Some tutorials say here: "In the file browser pane, browse to ./lab1/packages/{account_id}-lab1_code-1.0/. Find descriptor.json." BUT the right tutorial (https://catalog.workshops.aws/panorama-immersion-day/en-US/20-lab1-object-detection/21-lab1) correctly states to create and save the app.py txt file in ""./lab1/packages/{account_id}-lab1_code-1.0/src/" i.e. the SRC folder found in Lab 1.

Wrong version - https://explore.skillbuilder.aws/learn/course/17780/play/93251/aws-panorama-building-edge-computer-vision-cv-applications Right version - https://catalog.workshops.aws/panorama-immersion-day/en-US/20-lab1-object-detection/21-lab1

evankozliner commented 5 months ago

Also facing this issue. I think the docs on https://sagemaker.readthedocs.io/en/stable/frameworks/pytorch/using_pytorch.html#bring-your-own-model may be faulty as well?

Itto1992 commented 3 months ago

I also encountered the same problem.

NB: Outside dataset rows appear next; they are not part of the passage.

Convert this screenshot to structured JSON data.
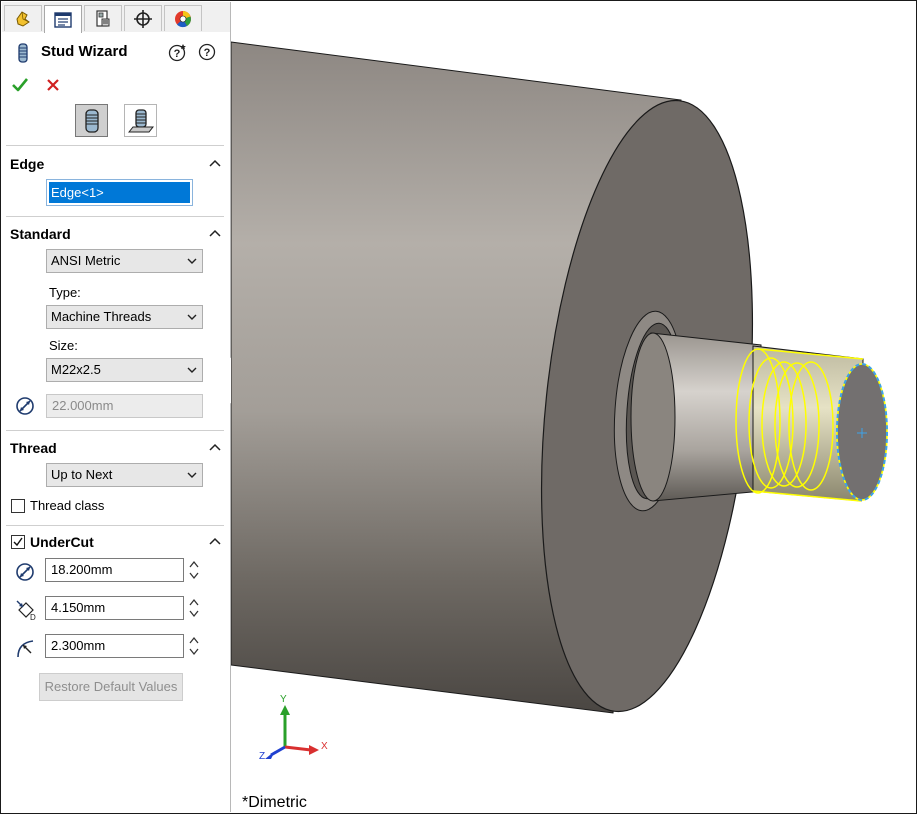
{
  "tabs": [
    {
      "name": "featuremanager-tab",
      "icon": "featuremanager-icon"
    },
    {
      "name": "propertymanager-tab",
      "icon": "propertymanager-icon",
      "active": true
    },
    {
      "name": "configurationmanager-tab",
      "icon": "configurationmanager-icon"
    },
    {
      "name": "dimxpert-tab",
      "icon": "dimxpert-icon"
    },
    {
      "name": "display-manager-tab",
      "icon": "display-manager-icon"
    }
  ],
  "panel": {
    "title": "Stud Wizard",
    "ok_icon": "green-check-icon",
    "cancel_icon": "red-x-icon"
  },
  "stud_types": [
    "stud-on-edge-icon",
    "stud-on-surface-icon"
  ],
  "edge": {
    "title": "Edge",
    "selection": "Edge<1>"
  },
  "standard": {
    "title": "Standard",
    "standard_value": "ANSI Metric",
    "type_label": "Type:",
    "type_value": "Machine Threads",
    "size_label": "Size:",
    "size_value": "M22x2.5",
    "diameter_value": "22.000mm"
  },
  "thread": {
    "title": "Thread",
    "end_condition": "Up to Next",
    "thread_class_label": "Thread class",
    "thread_class_checked": false
  },
  "undercut": {
    "title": "UnderCut",
    "checked": true,
    "diameter": "18.200mm",
    "depth": "4.150mm",
    "radius": "2.300mm",
    "restore_label": "Restore Default Values"
  },
  "viewport": {
    "view_name": "*Dimetric",
    "axes": {
      "x": "X",
      "y": "Y",
      "z": "Z"
    }
  },
  "colors": {
    "accent": "#0078d7",
    "thread_highlight": "#ffff00",
    "selection_edge": "#3ea2e8",
    "ok": "#2aa02a",
    "cancel": "#d02020",
    "axis_x": "#d93030",
    "axis_y": "#2aa02a",
    "axis_z": "#2040d0"
  }
}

I tried from notebook instance. Here is my implementation:

import sagemaker
from sagemaker.pytorch import PyTorchModel
from sagemaker.serverless import ServerlessInferenceConfig

sagemaker_session = sagemaker.Session()
role = sagemaker.get_execution_role()

model = PyTorchModel(
    entry_point='inference.py',
    role=role,
    model_data='s3://***/model.tar.gz',
    framework_version='2.1',
    py_version='py310',
)

serverless_config = ServerlessInferenceConfig(
    max_concurrency=1,
    memory_size_in_mb=3072,
)

deploy_params = {
    'instance_type': 'ml.t3.medium',
    'initial_instance_count': 1,
    'serverless_inference_config': serverless_config,
}

predictor = model.deploy(**deploy_params)
Itto1992 commented 3 months ago

I solved this problem by changing how to create tar.gz file. The key point is to use tar command in the same directory as the model file like:

$ tar czvf ../model.tar.gz *
code/
code/requirements.txt
code/inference.py
model.pth

I failed when I run tar command in the parent directory of the model file:

$tar czvf model.tar.gz model
model/
model/model.pth
model/code/
model/code/requirements.txt
model/code/inference.py

As you can see, these results are different each other.